Judges authorized a total of 3,576 wiretaps last year, and while that’s only a 5 percent increase over the previous year, it represents a surge in surreptitious surveillance by the government over the past few years.
The overwhelming majority of the taps were placed on mobile phones and landlines while only 21 authorizations were made for electronic communications — I guess the NSA has that one covered. (It’s worth noting that the office that put out this report is not permitted to share data regulated by the Foreign Intelligence Surveillance Act of 1978, which is how the NSA does its business). What’s perhaps most interesting about the report are the types of criminals targeted by the wiretaps: Were law enforcement officers going after corrupt officials? Murderers? Terrorists? Nope. 87 percent of the authorized interception attempts were intended to catch drug offenders. Apparently there’s no corruption going on in America. Hooray! Happy Fourth of July!

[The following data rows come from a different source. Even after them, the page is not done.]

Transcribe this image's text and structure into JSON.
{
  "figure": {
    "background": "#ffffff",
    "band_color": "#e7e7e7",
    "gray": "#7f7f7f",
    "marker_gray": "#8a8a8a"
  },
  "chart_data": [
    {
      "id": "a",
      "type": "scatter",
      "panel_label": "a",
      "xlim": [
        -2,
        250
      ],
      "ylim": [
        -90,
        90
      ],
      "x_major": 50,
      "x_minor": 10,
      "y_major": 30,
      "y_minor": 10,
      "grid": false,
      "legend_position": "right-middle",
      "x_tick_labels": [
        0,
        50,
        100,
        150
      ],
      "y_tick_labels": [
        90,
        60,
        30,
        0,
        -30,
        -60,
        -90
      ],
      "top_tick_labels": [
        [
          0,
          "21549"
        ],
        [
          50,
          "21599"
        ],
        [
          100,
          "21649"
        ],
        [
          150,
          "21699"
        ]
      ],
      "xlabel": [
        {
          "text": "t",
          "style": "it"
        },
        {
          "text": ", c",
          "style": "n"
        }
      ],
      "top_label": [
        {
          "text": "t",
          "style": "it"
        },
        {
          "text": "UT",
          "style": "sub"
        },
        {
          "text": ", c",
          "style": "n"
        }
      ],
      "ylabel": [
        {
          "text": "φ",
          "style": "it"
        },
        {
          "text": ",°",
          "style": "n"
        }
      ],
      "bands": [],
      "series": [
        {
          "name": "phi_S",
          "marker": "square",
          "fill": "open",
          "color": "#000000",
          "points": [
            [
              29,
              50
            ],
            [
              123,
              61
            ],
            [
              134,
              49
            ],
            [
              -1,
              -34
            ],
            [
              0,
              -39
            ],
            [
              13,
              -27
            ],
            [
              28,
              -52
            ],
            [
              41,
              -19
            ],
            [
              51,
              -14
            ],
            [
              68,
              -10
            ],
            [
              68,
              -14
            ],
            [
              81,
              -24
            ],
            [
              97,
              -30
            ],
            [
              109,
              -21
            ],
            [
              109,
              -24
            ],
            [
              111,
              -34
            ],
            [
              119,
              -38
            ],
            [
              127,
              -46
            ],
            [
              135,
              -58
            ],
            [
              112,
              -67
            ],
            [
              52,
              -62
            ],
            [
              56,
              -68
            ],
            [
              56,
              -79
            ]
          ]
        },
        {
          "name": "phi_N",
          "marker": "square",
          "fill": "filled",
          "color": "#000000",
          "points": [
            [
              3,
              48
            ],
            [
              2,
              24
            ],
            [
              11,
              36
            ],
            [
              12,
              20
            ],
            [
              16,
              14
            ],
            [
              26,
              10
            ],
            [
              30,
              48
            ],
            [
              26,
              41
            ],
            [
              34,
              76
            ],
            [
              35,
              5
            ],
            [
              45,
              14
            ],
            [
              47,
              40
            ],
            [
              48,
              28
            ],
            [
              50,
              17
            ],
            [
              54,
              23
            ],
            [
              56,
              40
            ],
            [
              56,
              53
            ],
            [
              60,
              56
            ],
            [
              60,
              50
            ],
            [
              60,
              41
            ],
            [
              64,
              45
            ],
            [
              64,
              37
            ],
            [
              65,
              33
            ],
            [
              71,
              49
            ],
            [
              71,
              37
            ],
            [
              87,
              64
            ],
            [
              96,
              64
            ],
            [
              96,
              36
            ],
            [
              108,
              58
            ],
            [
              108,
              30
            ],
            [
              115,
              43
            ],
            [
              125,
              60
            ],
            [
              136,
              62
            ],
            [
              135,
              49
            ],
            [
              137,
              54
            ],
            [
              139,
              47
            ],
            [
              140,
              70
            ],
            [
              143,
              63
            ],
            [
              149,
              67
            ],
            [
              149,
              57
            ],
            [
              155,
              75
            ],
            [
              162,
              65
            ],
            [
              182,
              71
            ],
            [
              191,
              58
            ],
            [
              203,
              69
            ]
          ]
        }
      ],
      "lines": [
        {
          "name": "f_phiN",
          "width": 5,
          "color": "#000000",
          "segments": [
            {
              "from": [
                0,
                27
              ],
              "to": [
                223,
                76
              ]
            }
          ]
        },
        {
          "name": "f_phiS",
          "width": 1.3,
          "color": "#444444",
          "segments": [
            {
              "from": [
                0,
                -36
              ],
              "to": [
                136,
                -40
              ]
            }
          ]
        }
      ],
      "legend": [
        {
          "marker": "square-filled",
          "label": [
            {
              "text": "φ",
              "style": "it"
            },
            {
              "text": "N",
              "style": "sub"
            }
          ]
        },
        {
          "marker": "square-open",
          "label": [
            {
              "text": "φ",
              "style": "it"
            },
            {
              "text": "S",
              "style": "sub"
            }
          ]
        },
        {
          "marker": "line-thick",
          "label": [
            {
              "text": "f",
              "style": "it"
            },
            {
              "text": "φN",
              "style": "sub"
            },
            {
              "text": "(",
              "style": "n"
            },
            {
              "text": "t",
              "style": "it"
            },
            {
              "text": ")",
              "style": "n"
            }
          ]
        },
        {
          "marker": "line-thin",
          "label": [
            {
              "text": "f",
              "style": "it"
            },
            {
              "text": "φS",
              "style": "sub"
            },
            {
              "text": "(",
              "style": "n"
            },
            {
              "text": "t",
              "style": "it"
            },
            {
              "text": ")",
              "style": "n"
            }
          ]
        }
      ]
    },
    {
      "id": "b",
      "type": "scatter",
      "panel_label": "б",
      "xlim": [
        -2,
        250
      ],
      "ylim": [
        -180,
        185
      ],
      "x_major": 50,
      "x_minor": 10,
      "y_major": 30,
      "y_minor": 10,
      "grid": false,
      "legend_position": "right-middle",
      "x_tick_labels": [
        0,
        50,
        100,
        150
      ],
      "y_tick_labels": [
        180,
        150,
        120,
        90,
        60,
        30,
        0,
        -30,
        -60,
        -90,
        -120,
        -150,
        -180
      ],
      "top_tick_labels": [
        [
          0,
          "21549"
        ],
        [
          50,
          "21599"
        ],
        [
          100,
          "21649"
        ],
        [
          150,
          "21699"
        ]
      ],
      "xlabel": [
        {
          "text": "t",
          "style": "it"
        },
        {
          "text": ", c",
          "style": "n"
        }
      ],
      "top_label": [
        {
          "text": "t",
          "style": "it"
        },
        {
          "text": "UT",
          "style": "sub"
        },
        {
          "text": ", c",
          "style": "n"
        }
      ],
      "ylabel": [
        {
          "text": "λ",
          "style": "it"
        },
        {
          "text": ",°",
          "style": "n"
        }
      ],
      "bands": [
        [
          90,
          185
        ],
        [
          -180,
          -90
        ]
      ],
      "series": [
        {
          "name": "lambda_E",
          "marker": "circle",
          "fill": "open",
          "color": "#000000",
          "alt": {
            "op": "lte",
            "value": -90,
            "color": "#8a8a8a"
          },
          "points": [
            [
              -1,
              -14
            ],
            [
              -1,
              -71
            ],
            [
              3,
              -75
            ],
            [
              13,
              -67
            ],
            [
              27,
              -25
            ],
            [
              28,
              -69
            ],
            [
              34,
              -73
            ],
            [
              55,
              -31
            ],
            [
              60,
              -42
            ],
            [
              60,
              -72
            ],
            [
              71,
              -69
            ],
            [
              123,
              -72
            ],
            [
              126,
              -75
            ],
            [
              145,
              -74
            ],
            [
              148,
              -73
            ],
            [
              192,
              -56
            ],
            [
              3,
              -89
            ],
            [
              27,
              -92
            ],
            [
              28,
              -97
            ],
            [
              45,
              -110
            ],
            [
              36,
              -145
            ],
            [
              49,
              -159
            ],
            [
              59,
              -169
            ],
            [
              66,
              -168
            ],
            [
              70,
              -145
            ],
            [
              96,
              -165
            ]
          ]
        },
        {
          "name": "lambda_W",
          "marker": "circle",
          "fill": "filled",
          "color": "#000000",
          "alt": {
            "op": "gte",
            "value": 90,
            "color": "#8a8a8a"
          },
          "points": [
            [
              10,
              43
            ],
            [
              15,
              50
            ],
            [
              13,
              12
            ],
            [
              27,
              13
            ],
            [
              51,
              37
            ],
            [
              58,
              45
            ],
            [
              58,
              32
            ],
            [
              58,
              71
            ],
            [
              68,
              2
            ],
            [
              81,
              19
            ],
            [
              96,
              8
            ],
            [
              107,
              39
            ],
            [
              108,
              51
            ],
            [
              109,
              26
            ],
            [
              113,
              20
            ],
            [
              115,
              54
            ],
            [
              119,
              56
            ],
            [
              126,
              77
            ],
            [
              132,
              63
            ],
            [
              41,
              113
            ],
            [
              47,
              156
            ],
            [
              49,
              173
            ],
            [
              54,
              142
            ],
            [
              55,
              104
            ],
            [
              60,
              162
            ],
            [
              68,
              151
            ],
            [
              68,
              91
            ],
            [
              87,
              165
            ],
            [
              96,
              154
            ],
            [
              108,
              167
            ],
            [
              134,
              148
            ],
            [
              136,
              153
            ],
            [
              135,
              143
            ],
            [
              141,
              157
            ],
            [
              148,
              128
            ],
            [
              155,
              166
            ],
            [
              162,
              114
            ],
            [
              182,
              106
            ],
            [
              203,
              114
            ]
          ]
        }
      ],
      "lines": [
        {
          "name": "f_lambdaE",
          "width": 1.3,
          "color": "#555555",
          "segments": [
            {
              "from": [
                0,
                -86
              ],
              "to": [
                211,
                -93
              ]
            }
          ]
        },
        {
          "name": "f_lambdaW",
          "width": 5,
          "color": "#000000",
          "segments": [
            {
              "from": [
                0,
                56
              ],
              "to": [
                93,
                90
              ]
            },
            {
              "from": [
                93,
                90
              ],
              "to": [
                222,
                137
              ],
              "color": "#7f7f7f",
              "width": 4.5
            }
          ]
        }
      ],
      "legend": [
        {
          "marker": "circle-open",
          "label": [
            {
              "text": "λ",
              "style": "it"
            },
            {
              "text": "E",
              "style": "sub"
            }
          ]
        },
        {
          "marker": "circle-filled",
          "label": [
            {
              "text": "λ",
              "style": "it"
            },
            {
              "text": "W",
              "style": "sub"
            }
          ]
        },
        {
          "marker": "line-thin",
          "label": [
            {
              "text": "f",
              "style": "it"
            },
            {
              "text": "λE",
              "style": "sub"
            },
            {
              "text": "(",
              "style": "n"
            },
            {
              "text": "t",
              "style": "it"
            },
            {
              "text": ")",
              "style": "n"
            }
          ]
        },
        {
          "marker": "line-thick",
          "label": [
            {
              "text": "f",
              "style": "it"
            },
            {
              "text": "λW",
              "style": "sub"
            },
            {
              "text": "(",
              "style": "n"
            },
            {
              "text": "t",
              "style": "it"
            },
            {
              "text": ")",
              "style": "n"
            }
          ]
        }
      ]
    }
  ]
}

Granted, This is nothing new: In looking over the past few years of wiretap reports, drug offenders have long attracted the lion’s share of federal and state wiretaps. But that means the surge in overall wiretaps has nothing to do with a shift in how law enforcement chooses to mete out these resources. It really just represents an intensification of the country’s war on drugs which has cost federal and state governments $1 trillion over the past four decades.

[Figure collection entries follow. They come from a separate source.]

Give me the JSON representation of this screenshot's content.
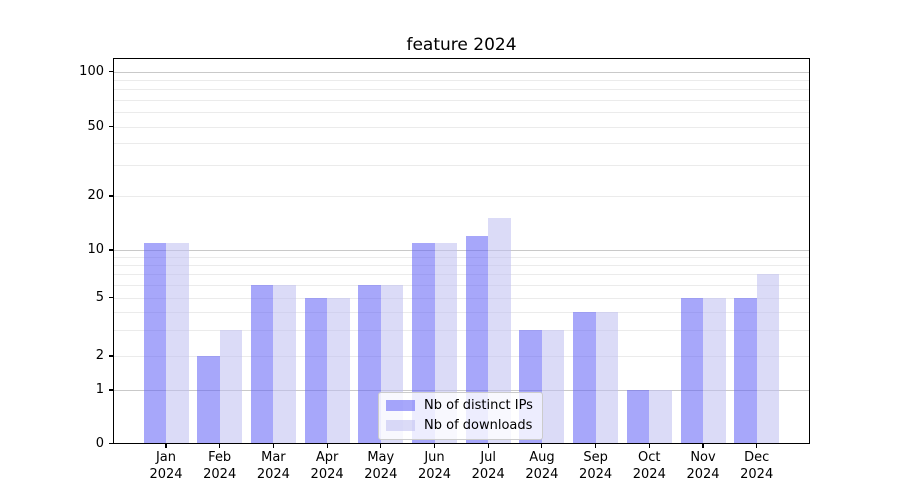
{
  "chart_data": {
    "type": "bar",
    "title": "feature 2024",
    "categories": [
      "Jan 2024",
      "Feb 2024",
      "Mar 2024",
      "Apr 2024",
      "May 2024",
      "Jun 2024",
      "Jul 2024",
      "Aug 2024",
      "Sep 2024",
      "Oct 2024",
      "Nov 2024",
      "Dec 2024"
    ],
    "series": [
      {
        "name": "Nb of distinct IPs",
        "color": "#5f5ff5",
        "alpha": 0.55,
        "values": [
          11,
          2,
          6,
          5,
          6,
          11,
          12,
          3,
          4,
          1,
          5,
          5
        ]
      },
      {
        "name": "Nb of downloads",
        "color": "#bebef0",
        "alpha": 0.55,
        "values": [
          11,
          3,
          6,
          5,
          6,
          11,
          15,
          3,
          4,
          1,
          5,
          7
        ]
      }
    ],
    "y_axis": {
      "scale": "symlog",
      "ticks": [
        0,
        1,
        2,
        5,
        10,
        20,
        50,
        100
      ],
      "major_gridlines": [
        1,
        10,
        100
      ],
      "minor_gridlines": [
        2,
        3,
        4,
        5,
        6,
        7,
        8,
        9,
        20,
        30,
        40,
        50,
        60,
        70,
        80,
        90
      ]
    },
    "grid": true,
    "legend_position": "lower-center",
    "colors": {
      "major_grid": "#c9c9c9",
      "minor_grid": "#ebebeb",
      "axis": "#000000"
    }
  }
}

And what has that $1 trillion bought us? The world’s highest documented incarceration rate, with almost half of those prisoners arrested for drug crimes. These convictions disproportionately impact African Americans, in terms of both the number of prisoners and time-served. The Sentencing Project advocacy group says that, on average, African Americans spend virtually the same amount of time in prison for drug offenses as whites do for violent offenses. Meanwhile, addiction rates in this country have remained steady since 1970.
Of course it’s possible that by putting more drug enforcement resources into wiretaps, agents can go after higher-profile targets, as opposed to street-level dealers that fill prisons. Indeed, wiretaps played a crucial role in the capture of Joaquin “El Chapo” Guzman, head of the Sinaloa Cartel and, according to Forbes of all places, the 67th most powerful person in the world. They are also presumably less racially-biased and more effective than tactics like New York’s “stop-and-frisk” program — a report found that out of 2.3 million stops, only 3 percent resulted in a conviction.
Unfortunately, the wiretap report doesn’t break down who was arrested or convicted thanks to the wiretaps. It merely states that the surveillance resulted in 3,744 arrests and 702 convictions last year. But statistics from the FBI show that while the use of wiretapping has intensified, 82.2 percent of all US drug arrests in 2012 (the 2013 statistics aren’t out yet) were for possession, not distribution. That’s actually a slight increase over 2011 and 2010 when the percentage of possession arrests were 81.8 and 81.9 respectively. These statistics, combined with the fact that the number of total annual drug arrests has remained about the same since 2010, suggests that intensified wiretapping has had little effect on what kinds of drug offenders are arrested each year.
Court-authorized wiretapping designed to bust up drug rings is certainly more palatable to the American public than, say, the massive warrantless wiretapping conducted by the NSA. (You can probably blame television’s “The Wire” for that). But at a total estimated cost of over $95 million last year, and an enormous percentage of those resources dedicated to fighting a $1 trillion drug war that many believe we cannot win, and that still others believe has caused more harm than good, the explosion in wiretapping over the past few years should continue to be a matter of public debate. After all, think of all the rehab centers and drug counselors the DEA could pay for with its $2.8 billion budget.
But don’t hold your breath: After all, federal agents love toys more than treatment.